Tomi Peltola, Aki Havulinna, Veikko Salomaa, and Aki Vehtari write:

This paper describes an application of Bayesian linear survival regression . . . We compare the Gaussian, Laplace and horseshoe shrinkage priors, and find that the last has the best predictive performance and shrinks strong predictors less than the others. . . .

And here’s their R and Stan code!

P.S. Here’s more horseshoe from PyStan developer Allen Riddell, who writes:

Betting that only a subset of the explanatory variables are useful for prediction is a bet on sparsity. A popular model making this bet is the Lasso or, less handily, L1-regularized regression. A Bayesian competitor to the Lasso makes use of the “Horseshoe prior” (which I’ll call “the Horseshoe” for symmetry). This prior captures the belief that regression coefficients are rather likely to be zero (the bet on sparsity). The following shows how to use the Horseshoe in Stan.

And the Horseshoe+ prior from Anindya Bhadra, Jyotishka Datta, Nicholas Polson, and Brandon Willard, who write:

The horseshoe+ prior is a natural extension of the horseshoe prior . . . concentrates at a rate faster than that of the horseshoe in the Kullback-Leibler (K-L) sense . . . lower mean squared error . . . In simulations, the horseshoe+ estimator demonstrates superior performance in a standard design setting against competing methods, including the horseshoe and Dirichlet-Laplace estimators. . . .

And they too have R and Stan code!

6 thoughts on “Bayesian survival analysis with horseshoe priors—in Stan!

  1. Stan-code given for the regression coefficients in the first PS.-link:

    beta[i] ~ normal(0, square(lambda[i]) * square(tau));

    I think the “square”-calls should be dropped, since stan uses standard deviation parametrization rather than variance for normal:

    beta[i] ~ normal(0, lambda[i] * tau);

  2. In the third link, horseshoe prior is given by:

    transformed parameters {
    vector[J] theta;
    vector[J] lambda;
    lambda <- lambda_step * tau;
    theta <- (theta_step .* lambda_step) * tau;
    }
    model {
    tau ~ cauchy(0, 1.0/J);
    lambda_step ~ cauchy(0, 1);
    theta_step ~ normal(0, 1);
    y ~ normal(theta, 1);
    }

    I don't understand a couple of things here. Why tau isn't constrained to be positive? And why lambda can be calculated as a product of lambda_step and tau?

    • lambda_step is Cauchy(0,1), so lambda computed as product of lambda_step and tau is Cauchy(0, tau), which is how lambda is defined in the model. (I would compute theta as product of theta_step and lambda in the code rather than re-doing the lambda_step and tau product for theta.)
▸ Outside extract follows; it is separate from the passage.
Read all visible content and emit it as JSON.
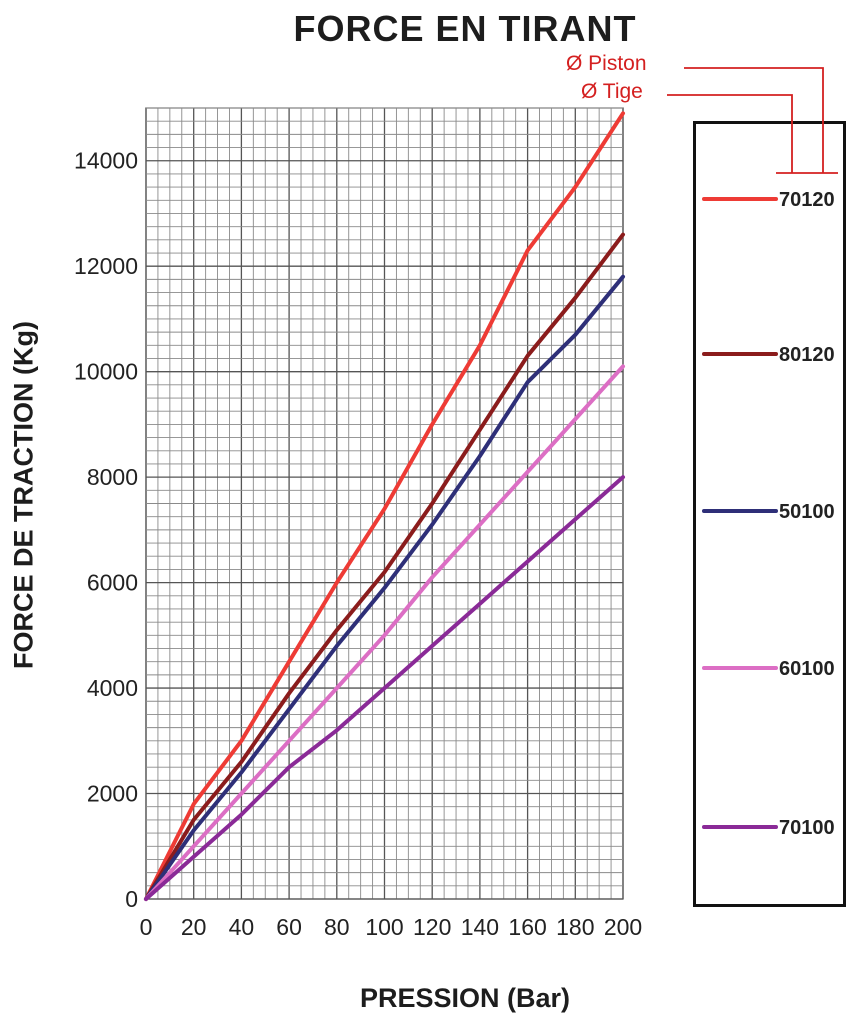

      As long as the prior is zero mean, tau doesn’t strictly need to be constrained to be positive (if tau changes sign, one can change the signs of theta_step to give the same theta). Still, I would probably recommend constraining it to be positive to remove the sign ambiguity as the ambiguity will make the posterior multimodal for tau and theta_step. Although a single chain will probably sample from one of the modes, multiple chains might end up in different modes, which can complicate the analysis of the posterior samples (e.g., the automatic multi-chain convergence statistics will probably not like this). An of course, if one were to change the code to use Cauchy(0, tau) for lambda, negative tau values would not make sense.